Pierre Christin und Sébastien Verdier: "George Orwell"
Aus dem Französischen von Anja Kootz
Knesebeck Verlag, München 2019
158 Seiten, 25 Euro
Hommage an einen Visionär
06:23 Minuten
Es gibt viele Möglichkeiten, George Orwells bewegtes Leben darzustellen: Entsprechend reich und vielfältig zeigt sich dessen Leben in einer neuen Comic-Biografie, die nicht nur ästhetisch überzeugt, sondern auch Lust aufs Lesen macht.
George Orwell hat vor 70 Jahren das Szenario für die Welt von heute geschrieben. Seine Bücher über den Überwachungsstaat und über den totalitären Sozialismus, "1984" und "Die Farm der Tiere", haben ihn zu einem der bekanntesten Schriftsteller des 20. Jahrhunderts gemacht.
Seine düsteren Vorahnungen sind heute Realität, schaut man auf die flächendeckende Beobachtung öffentlicher Räume in Großbritannien – oder besonders radikal im chinesischen Sozialkreditsystem.
Kritiker des britischen Imperialismus
Wer dieser Mann war und wie er zu seinen Ideen kam, darum geht es in der neuen Graphic Novel des Szenaristen Pierre Christin und des Zeichners Sébastien Verdier.

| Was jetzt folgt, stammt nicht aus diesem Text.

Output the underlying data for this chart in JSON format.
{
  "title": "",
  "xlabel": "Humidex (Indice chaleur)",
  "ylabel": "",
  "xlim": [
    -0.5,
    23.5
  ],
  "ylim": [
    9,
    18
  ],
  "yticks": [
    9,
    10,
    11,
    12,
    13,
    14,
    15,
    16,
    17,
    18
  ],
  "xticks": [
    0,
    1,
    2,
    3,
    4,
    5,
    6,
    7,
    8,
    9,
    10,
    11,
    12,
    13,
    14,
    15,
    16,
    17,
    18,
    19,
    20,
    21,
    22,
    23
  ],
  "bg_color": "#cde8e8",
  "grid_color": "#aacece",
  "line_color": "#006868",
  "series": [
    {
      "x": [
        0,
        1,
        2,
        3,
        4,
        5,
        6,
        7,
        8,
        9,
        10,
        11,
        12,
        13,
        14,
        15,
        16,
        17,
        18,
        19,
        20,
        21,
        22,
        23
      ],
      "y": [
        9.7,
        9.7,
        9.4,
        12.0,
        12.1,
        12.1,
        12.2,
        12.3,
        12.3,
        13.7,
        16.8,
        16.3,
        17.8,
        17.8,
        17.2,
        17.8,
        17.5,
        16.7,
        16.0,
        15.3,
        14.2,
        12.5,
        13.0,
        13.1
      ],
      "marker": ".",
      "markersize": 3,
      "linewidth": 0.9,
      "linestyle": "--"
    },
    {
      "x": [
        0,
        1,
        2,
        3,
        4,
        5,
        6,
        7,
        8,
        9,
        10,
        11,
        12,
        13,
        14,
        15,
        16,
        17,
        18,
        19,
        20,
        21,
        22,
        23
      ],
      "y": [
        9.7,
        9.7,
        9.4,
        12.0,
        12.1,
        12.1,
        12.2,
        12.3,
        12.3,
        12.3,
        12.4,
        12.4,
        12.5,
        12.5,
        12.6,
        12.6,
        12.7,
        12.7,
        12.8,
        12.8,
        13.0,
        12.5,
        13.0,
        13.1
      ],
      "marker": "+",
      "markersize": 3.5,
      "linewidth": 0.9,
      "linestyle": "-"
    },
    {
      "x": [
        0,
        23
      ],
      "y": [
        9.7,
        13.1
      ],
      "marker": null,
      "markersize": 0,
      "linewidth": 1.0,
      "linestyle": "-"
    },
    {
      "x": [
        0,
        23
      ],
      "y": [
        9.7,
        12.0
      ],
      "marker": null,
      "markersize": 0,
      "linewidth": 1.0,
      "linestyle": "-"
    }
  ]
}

Gleich zu Beginn zeigt das französische Duo, wie verschieden sich Orwells Vorgeschichte auch erzählen ließe: als Hymne auf das britische Kolonialreich, als exotische Geschichtensammlung oder als romantisch-feministischer Roman seiner praktisch alleinerziehenden Mutter.
Mit dieser Einführung machen Christin und Verdier klar: Ihr Buch ist ihre Lesart von Orwells Leben, viele andere wären möglich.
George Orwell ist ein Künstlername, den sich der 1903 geborene Autor erst zu Beginn der 1930er-Jahre zugelegt hat. Damals hatte er schon eine Berufslaufbahn als Polizist der Kolonialmacht in Indien hinter sich. Seine Erfahrungen dort machen ihn zu einem scharfen Kritiker des britischen Imperialismus und zu einem überzeugten Sozialisten.
Der spanische Bürgerkrieg war ein biografischer Wendepunkt
Wie später Günter Wallraff recherchiert der junge Orwell in Londoner Obdachlosenunterkünften und bei Saisonarbeitern auf dem Land, um möglichst genau darüber berichten zu können. Dasselbe Motiv bringt ihn 1936 dazu, nach Spanien zu fahren und sich den republikanischen Truppen anzuschließen.
Die Zeit in Spanien ist ein Wendepunkt für George Orwell – und auch ein Schwerpunkt im Buch von Pierre Christin und Sébastien Verdier. In Spanien erlebt Orwell, wie sowjetische Politkommissare gegen freiheitliche und anarchistische Linke hetzen und mit Gewalt gegen sie vorgehen. Orwells Verachtung des Stalinismus wurzelt in diesen Erfahrungen.
Manches kommt in dieser Biografie zu kurz
Polizist, Obdachloser, Tellerwäscher in Paris, Freiheitskämpfer, Journalist, Romancier – George Orwells Leben war ungemein vielfältig. Eine Biografie in Comicform muss daher radikal auswählen und verkürzen. Und so kommt manches zu kurz in diesem Buch, unter anderem die Frage, was Orwell zu einem so genialen Propheten der überwachten Gesellschaft gemacht hat.
Christin und Verdier machen aber andererseits die Vielfalt von Orwells Leben sichtbar, in ihrer sehr szenischen und ganz auf Dialoge setzenden Lebenserzählung, mit knappen Zitaten aus seinen Büchern und in den präzis-realistischen Schwarz-Weiß-Zeichnungen von Sébastien Verdier. Die bekommen durch eingeblendete Fotos, originale Buchcover oder Plakate eine weitere Farbe.
Eine geniale Idee hatte das Duo für die Darstellung von Orwells Büchern: sie haben sechs Comic-Zeichner eingeladen, darunter Größen wie Manu Larcenet oder Blutch, um auf Doppelseiten einen kurzen Ausblick auf Orwells Romane zu geben. So ist dieses Buch auch eine Sammlung gegenwärtiger Comic-Kunst – und eine Verlockung zum Orwell-Lesen.